Beyond question the Convention was almost unanimously pro-slavery. Some of those born and educated in the North had become sweeping and positive in their advocacy of slavery. There were none in the Convention who did not denounce the Abolitionists, and very many of its members condemned with equal severity the Republican party. All of them, with possibly a very few exceptions, desired to protect and preserve the system of human bondage that had unhappily fastened itself upon the nation. But right here where there was so high a degree of unanimity, strange to say, the Convention divided. The vexed question with them was, “What will preserve slavery?” Some of them were in favor of going out of the Union to preserve it; others with at least equal emphasis and force urged that in order to preserve it Missouri must remain in the Union. These delegates pointed to the geographical position of their State; on three sides of her were free States. If she should secede, she would be confronted on the east, north and west by a foreign nation and by hostile territory, which would be an asylum for fugitive slaves.
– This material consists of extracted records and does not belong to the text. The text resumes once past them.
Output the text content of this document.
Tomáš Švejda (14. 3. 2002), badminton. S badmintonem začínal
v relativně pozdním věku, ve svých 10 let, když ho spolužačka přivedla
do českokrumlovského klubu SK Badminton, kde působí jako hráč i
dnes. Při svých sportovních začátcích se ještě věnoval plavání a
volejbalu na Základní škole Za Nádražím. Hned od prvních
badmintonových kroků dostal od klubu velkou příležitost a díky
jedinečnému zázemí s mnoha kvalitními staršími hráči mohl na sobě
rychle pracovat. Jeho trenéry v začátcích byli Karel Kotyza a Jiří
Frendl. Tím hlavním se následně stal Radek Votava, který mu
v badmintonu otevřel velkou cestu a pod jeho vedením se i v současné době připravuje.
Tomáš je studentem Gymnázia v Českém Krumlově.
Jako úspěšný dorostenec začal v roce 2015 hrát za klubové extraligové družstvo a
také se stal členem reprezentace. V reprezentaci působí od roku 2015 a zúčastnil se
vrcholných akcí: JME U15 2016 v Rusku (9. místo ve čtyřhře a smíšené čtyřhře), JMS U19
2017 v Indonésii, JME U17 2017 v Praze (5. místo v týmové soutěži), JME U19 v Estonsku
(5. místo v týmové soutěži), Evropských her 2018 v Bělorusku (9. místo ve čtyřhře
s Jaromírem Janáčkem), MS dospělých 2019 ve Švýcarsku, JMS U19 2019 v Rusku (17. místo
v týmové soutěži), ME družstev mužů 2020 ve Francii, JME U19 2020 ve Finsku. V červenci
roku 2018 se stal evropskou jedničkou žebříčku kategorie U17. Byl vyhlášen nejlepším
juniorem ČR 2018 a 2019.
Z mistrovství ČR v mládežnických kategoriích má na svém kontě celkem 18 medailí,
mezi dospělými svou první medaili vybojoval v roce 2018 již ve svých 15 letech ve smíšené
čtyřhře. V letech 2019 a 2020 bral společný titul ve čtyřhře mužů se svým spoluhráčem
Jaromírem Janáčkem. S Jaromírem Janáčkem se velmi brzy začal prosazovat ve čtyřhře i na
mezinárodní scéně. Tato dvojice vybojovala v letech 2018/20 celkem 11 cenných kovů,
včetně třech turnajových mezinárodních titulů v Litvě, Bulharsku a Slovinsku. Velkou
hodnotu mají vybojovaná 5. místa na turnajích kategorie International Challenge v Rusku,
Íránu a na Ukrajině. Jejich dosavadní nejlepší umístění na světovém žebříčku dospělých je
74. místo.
One speaker declared: “It will make a Canada of every Northern State, and the North will be a borne from which no slave traveller will return.” Such men vehemently urged that secession would be the inevitable destruction of slavery in Missouri. If the State should secede, it would not be long before she would present to the world the anomaly of a slave State without a slave. To be sure, the Cotton States withdrew from the Union in order to preserve slavery; but even if the citizens of Missouri believed that they had the constitutional right to secede, they could not follow the example of the Gulf States, for if they did, they would blot out forever the very institution that they were so earnestly striving to save. So many in Missouri, and not a few in this Convention, reasoned.